Every tech company needs people who don’t drink the Kool-Aid
In a land of endless egos like Silicon Valley, it’s a cardinal sin to question the sanctity of a company’s mission internally or externally.
Bad-mouth Apple? Good luck getting invited to their next conference. You’re either in, or you’re out.
But in a world of sycophantic AI and employees who are afraid to tell the emperor she’s naked, ruthlessly ensuring everyone is on board is a poor strategic choice.
Every company needs at least one person who can see the truth and isn’t afraid to call it out.

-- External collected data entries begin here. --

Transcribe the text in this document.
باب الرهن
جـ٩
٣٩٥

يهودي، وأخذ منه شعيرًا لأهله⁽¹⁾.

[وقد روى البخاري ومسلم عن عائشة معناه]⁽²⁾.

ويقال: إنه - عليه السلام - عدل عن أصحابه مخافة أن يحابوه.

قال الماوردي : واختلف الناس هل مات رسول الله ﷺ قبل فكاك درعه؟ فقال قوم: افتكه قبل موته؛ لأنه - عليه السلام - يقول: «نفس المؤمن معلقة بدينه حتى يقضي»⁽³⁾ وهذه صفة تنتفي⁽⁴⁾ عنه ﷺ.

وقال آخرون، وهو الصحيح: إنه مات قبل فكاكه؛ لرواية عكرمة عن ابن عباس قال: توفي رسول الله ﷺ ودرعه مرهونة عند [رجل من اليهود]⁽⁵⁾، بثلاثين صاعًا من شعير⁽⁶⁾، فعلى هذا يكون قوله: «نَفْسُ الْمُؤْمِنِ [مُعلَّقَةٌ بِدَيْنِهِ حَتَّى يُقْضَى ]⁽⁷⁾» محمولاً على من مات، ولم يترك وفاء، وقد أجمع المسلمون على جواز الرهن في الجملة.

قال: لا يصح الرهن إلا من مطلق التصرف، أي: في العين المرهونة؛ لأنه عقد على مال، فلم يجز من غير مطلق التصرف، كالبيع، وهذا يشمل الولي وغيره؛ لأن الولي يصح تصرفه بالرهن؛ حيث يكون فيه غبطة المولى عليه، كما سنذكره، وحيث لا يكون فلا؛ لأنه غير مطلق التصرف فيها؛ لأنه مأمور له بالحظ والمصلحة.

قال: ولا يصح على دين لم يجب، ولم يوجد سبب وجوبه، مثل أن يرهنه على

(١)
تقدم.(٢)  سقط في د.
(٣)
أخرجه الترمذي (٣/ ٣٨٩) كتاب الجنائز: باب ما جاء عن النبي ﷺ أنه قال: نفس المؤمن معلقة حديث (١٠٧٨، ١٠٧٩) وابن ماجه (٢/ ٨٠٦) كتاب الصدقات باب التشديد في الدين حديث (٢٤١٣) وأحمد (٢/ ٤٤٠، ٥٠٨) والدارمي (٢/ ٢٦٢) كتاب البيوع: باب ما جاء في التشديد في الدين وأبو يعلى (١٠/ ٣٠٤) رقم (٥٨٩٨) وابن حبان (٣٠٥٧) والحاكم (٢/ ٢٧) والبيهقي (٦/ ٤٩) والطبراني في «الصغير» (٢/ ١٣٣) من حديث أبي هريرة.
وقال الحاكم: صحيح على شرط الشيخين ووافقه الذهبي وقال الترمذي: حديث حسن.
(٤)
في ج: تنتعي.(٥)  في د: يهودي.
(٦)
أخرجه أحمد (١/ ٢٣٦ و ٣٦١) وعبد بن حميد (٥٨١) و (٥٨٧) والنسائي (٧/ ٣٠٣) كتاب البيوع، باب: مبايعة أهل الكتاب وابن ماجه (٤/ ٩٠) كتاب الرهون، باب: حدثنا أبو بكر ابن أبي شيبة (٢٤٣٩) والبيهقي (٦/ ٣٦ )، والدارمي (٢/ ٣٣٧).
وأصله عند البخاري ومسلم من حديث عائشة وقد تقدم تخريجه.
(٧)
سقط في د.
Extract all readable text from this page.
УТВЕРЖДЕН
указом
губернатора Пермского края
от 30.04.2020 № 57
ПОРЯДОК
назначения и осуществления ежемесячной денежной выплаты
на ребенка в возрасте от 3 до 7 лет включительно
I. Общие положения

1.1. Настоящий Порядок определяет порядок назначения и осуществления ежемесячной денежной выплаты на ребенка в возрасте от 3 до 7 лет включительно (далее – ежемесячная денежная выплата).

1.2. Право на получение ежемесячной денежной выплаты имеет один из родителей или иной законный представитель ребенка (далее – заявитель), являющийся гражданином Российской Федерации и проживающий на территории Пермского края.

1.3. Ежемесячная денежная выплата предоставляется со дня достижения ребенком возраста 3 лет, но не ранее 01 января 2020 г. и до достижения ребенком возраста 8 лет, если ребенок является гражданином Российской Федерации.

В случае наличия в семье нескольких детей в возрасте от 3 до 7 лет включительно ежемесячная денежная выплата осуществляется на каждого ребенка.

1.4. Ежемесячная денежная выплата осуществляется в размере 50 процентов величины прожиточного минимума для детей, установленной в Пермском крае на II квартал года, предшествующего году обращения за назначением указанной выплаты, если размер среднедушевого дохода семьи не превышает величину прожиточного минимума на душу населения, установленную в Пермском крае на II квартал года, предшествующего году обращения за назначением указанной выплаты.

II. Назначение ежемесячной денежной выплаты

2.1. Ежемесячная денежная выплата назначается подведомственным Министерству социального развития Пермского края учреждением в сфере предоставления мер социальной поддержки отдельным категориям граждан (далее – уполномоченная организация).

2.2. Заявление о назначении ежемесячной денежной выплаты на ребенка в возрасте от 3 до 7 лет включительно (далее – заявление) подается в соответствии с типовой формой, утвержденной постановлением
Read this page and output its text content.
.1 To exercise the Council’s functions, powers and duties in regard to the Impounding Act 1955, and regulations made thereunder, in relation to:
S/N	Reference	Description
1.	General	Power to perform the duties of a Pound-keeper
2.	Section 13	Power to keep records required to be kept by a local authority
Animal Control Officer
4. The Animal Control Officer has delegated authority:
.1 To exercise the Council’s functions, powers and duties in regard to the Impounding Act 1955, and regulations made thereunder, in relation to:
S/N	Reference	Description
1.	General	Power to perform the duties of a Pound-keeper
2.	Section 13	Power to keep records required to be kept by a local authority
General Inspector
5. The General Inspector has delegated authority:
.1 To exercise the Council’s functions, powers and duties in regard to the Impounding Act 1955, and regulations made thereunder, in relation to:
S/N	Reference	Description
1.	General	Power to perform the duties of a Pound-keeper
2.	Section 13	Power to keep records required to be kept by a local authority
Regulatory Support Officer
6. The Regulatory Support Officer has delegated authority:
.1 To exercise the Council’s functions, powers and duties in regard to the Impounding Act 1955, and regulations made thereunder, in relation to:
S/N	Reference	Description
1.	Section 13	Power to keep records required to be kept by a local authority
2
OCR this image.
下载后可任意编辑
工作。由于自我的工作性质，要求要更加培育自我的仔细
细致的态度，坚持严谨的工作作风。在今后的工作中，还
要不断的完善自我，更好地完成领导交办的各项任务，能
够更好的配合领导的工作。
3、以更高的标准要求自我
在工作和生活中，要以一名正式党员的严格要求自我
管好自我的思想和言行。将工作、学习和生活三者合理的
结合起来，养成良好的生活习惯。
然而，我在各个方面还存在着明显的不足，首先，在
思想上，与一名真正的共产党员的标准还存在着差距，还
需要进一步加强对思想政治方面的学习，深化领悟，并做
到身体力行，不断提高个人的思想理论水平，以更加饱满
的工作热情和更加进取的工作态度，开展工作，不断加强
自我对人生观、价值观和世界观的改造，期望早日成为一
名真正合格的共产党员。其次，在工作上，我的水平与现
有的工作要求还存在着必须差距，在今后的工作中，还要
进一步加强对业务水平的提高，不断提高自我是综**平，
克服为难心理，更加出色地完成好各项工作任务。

Pointed, well-intentioned criticism is where all long-term growth begins.
Holding two ideas at once
Early in Hunter Thompson’s The Rum Diary (written in the ‘60s), the protagonist shares a sentiment we all can relate to:
"I felt somehow that some of us were making real progress, that we had taken an honest road, and that the best of us would inevitably make it over the top. At the same time, I shared a dark suspicion that the life we were leading was a lost cause, that we were all actors, kidding ourselves along on a senseless odyssey. It was the tension between these two poles - a restless idealism on one hand and a sense of impending doom on the other - that kept me going.”
At this strange and exciting moment in human history, I certainly feel driven by these two emotional extremes.
Our media landscape is one of forced simplicity: You’re either on Team A, or you’re on Team B. Pick a side!
But the reality is, intelligent people have always been able to hold two ideas in their head at the same time.
It’s not hypocrisy. It’s not inconsistency. It’s intelligence.
Just enough to be dangerous
Vibe coding is the ability to create software programs without knowing how to code.
Using natural language alone, we can use a variety of tools to prompt our way to a working piece of software.
Just last week, I created 5 small applets to automate mundane tasks.
Four out of five worked surprisingly well. The fifth? A total nightmare.
My background programming calculators in assembly language in middle school helps me get out of some technical jams that might stop others, but I wouldn’t call myself a full-stack engineer.
At the moment, vibe coding allows us to do just enough to be truly dangerous. To fool ourselves momentarily into thinking that we could prompt our way to the next Spotify or Netflix.
But the minute things get complex (and they always get complex), we’re standing alone in rural China without a translator.
It’s tantalizing, maddening, exciting, and terrifying. And we’ll need skilled engineers for the foreseeable future.
Still… Getting closer.
No one needs fog lights
Alt title: Why would you pay $1,000 for something you'll never use?
Imagine the scenario…
You’re driving your family of four down the road, when suddenly, a thick, inescapable fog rolls in.
You can no longer see 10 feet in front of you, but you gather that all the other cars on the road are starting to panic. You hear faint screams from behind car glass, screeching tires, and you sense that the situation is spinning out of control.
In a moment of brilliance, you remember that you purchased the car package with fog lights. You switch them on, and suddenly instead of seeing 10 feet in front of you, you see 15 feet. Just enough to spare your family’s lives. “Well worth the extra $1,000 I paid,” you say, forever thankful that you made the sensible choice.
I can only imagine some variation of this mental scenario is why anyone agrees to the up-charge of the fog-light package when purchasing a new car. But does it ever happen? Do you ever even switch these lights on once after leaving the lot?
Compared to $40k for a new car, only $1k extra for the fog light package seems like no big deal! But compared to zero, $1,000 is a tremendous waste of money.
Car manufacturers know and exploit this human weakness. As a consumer, be aware of add-ons. As a seller? Understand the enormous power of hypothetical situations that will never materialize.
Impossibly productive
Proof that the singularity has passed will start becoming more evident.
If you notice that some people seem to be getting more and more productive.
Posting more and more.
Showing up more and more...
And if you’re wondering "how does she do it!?" the answer is increasingly “AI”.
Two productivity classes will emerge, those on board, and those not. It’s not a judgment. It’s just what’s happening.
The trick for all of us is to know where to use AI, and where to be human.